Anybody know about parties at Rice? How often/how fun are they? How do they compare to Johns Hopkins?
Rice allows alcohol on campus and being a wet campus is done mostly for safety reasons. Our campus police department knows that they can have more control of situations and respond better in an emergency if parties are concentrated to campus; they would have less control if parties were at off-campus locations.
The majority of my friends drink at least occasionally. Parties are usually on weekends and people generally put class first. Our “crazy partiers” still tend to be good students. There is a lot of drinking of hard alcohol and lots of drinking games at these events, so I suppose there’s always potential to go overboard. But I really do believe in our Culture of Care; Rice students look out for each other. It is a relatively small community and so we take that Culture of Care seriously. I always feel like people help out those who are drinking too much. Also, I’ve never felt peer pressure to drink here. People respect non-drinkers, and non-drinkers still participate in party culture and have just as much fun.

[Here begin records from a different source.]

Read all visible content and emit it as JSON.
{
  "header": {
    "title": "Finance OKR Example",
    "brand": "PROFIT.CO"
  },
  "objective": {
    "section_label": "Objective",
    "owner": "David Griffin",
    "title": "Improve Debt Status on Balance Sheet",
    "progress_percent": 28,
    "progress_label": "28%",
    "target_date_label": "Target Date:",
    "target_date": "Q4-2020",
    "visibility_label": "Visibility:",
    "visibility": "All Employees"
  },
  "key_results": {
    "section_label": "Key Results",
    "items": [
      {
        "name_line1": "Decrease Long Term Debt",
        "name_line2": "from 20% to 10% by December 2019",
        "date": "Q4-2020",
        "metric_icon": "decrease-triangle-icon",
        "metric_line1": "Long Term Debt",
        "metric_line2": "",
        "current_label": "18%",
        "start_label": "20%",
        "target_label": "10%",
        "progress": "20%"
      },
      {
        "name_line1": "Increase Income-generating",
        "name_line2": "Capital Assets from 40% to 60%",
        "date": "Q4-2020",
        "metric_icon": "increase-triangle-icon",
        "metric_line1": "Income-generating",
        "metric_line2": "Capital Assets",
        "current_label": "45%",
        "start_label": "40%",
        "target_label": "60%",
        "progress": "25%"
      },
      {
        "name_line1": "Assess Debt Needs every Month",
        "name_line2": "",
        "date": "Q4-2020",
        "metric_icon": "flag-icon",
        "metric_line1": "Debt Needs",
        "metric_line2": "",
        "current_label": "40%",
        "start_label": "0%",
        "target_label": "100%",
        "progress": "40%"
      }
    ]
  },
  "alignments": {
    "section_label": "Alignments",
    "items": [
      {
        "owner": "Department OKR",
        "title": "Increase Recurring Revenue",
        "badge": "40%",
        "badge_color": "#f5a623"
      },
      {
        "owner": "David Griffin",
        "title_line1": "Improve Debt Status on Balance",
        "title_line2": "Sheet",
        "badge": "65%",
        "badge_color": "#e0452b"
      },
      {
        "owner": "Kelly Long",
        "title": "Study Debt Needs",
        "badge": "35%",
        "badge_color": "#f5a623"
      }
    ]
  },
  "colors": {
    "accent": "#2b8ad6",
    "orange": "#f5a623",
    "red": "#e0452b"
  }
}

Drugs aren’t a huge deal here. A specific subset of people smoke weed. I’ve only rarely heard about harder drugs.
Public parties are the big things, not big frat parties (none here).
Rice is ranked way lower than JHU and has no name recognition. I’d say choose JHU and rush/ join Greek life. You won’t regret it
http://www.forbes.com/top-colleges/list/2/#tab:rank
By Forbes Rice ranked 32 Hopkins ranked 62.
https://colleges.niche.com/rankings/best-colleges/
By niche Rice ranked 5 Hopkins ranked 39
In the eyes of grad schools, employers, and well-informed others, Rice has plenty of name recognition. If, however, you want to rush a fraternity or sorority, agree that Rice would not be the pick. But OP does not seem to require Greek life.
https://best-colleges.time.com/money/full-ranking#/list
Money magazine ranks Rice 14 Hopkins 85
The reason why Hopkins consistently is ranked lower in other lists like Money Magazine, Forbes, and Niche and ranked so highly by US News is almost exclusively because alumni earning/ROI is taken into account by the first three and not by US News. I’m curious why Hopkins consistently has such low returns on 10 and 20 year outlooks compared to its peers, but I’m sure the mere fact that 25% of its student body goes into medicine has something to do with it. A premed student will spend (on average) 3-4 years after graduation before starting medical school (average age of med school matriculant is nearly 25 in the U.S.) with a minimum wage job (or getting a masters, etc.), and then once in medical school will not be earning a physician’s salary for another 6-10 years. Hopkins also does not produce anywhere near the same level of Wall Street recruits and finance-oriented careers as other Ivy league schools, etc. which are some of the highest paying careers right out of college. That being said, its other metrics are often better than Rice’s in terms of research funding, class size, alumni donations, student:faculty ratio, etc. Schools are far from equal in terms of what careers their students enter, and, as a result, the rate at which students start making income and the debt they acquire (from both undergrad and grad schools) will largely impact ROI calculations. This is why US News forgoes this metric. If making the most money as fast as possible is important to you then that has much more to do with career choice than school selection. School selection matters of course, but has far less bearing on this outcome than the career you ultimately enter.
Actually according to start-class, which by the way also rated Rice higher then Hopkins, Hopkins grads “earn a slightly higher salary then Rice 55,200 to 55,000”.
http://colleges.startclass.com/compare/1832-4210/Johns-Hopkins-University-vs-Rice-University
Also note that Rice has a lower admission rate and higher combined SAT/ACT scores.